We would first like to thank our community-based partners and acknowledge those who contributed their work to this volume. This book is for you, and this book is because of you.
We also want to acknowledge the dedication of the faculty, staff, and students who made the projects possible and whose reflection, insights, and knowledge will inspire future projects. Successful digital community engagement (DiCE) initiatives often demand work across silos and depend upon the behind-the-scenes efforts of civic engagement professionals, librarians and archivists, and technology personnel. Integrating DiCE into scholarship, teaching, and service can also entail risk for faculty members, especially if their institution’s tenure, promotion, and reappointment policy does not reward community-engaged work. We hope that the case studies included in this volume will strengthen and encourage faculty who are doing this work, and make a small contribution to the movement to value engagement in higher education.
The catalyst for this volume was a DiCE symposium hosted by Macalester College’s Jan Serie Center for Scholarship and Teaching, where Rebecca Wingo served as a postdoc in Digital Liberal Arts. The postdoc position and subsequent symposium were funded through a generous grant from the Andrew W. Mellon Foundation designed to bring together faculty and staff from Macalester and the University of Minnesota around issues in digital research and pedagogy. In addition to Wingo and Paul Schadewald, the planning team included Alexis Logsdon, Brooke Schmolke, and Chris Wells from Macalester, as well as Jennie Burroughs, Rebecca Moss, and Ben Wiggins from the University of Minnesota. We are grateful to the faculty and staff at the Serie Center, including Britt Abel, Adrienne Christiansen, Jacqueline Huppert, Theresa Klauer, Marga Miller, and Chris Wells. For Chris’s unwavering support for the harebrained ideas of a wide-eyed postdoc, we will always be indebted. Terri Fischel’s strategic support in time, space, and food from the library also helped launch the symposium. We would also like to specifically thank the contributors that helped us shape our vision at that symposium: Ariel Beaujot, Julia Brock, Karlyn Forner, Allison Schuette, Amy Sullivan, Megan Telligman, and Liz Wuerffel. Many of the ideas that we batted about at the conference room table are in our introduction.
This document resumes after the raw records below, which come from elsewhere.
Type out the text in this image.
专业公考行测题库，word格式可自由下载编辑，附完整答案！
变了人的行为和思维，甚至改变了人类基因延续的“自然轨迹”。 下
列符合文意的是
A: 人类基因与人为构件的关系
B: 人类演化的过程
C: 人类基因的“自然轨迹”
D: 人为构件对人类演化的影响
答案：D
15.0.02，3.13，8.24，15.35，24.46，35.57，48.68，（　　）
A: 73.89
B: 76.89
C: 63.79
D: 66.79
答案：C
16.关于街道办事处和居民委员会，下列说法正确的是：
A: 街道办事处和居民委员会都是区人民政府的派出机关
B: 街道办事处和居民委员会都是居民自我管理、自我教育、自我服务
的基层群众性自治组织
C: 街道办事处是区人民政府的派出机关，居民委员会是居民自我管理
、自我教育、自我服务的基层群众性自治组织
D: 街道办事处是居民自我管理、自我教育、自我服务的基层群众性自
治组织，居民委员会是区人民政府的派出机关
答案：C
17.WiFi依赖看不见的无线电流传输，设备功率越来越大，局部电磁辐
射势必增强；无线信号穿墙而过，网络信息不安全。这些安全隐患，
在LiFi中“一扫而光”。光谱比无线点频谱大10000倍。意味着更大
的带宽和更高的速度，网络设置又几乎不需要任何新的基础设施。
There are a number of additional people to whom we owe thanks for their support and time. We want to acknowledge Macalester’s Civic Engagement Center within the Kofi Annan Institute for Global Citizenship for their generous support of Schadewald’s contribution to this project. Early in the process, Teresa Mangum provided advice and encouragement, as did Chad Gaffield. Liz Scarpelli, Sarah Muncy, and Sean Crowe at the University of Cincinnati Press have been masterful at shepherding this project, especially in thinking through the open access platform. Our open access mission would have been far too costly without the support of Associate Provost Keisha Love and her office’s Toward an Open Monograph Ecosystem (TOME) grant. We are also grateful for the press’s careful choice of our peer reviewers, who saw the value of our work and provided valuable feedback.
The students in our classes inspired our projects and were key conversation partners. We especially want to thank students in Wingo’s graduate public history seminar who helped frame some of our advice for community engagement: Robbie Due, Alysha Federkeil, Phuong Le, Jack Raslich, Kevin Rigsbee, Tony Russomanno, Aidan Shackleford, Jason Sorn, and Corey Swearingen.
Finally, this volume would not have been possible without our contributors who were—without fail—timely, flexible, and responsive to edits. Their belief in the project sustained us even as we all navigated the rather murky waters of what it means to publish open access. The projects in this volume are inspirational. They show us a future pathway for community engagement and higher education by helping to form and inform a cohesive practice of digital community engagement.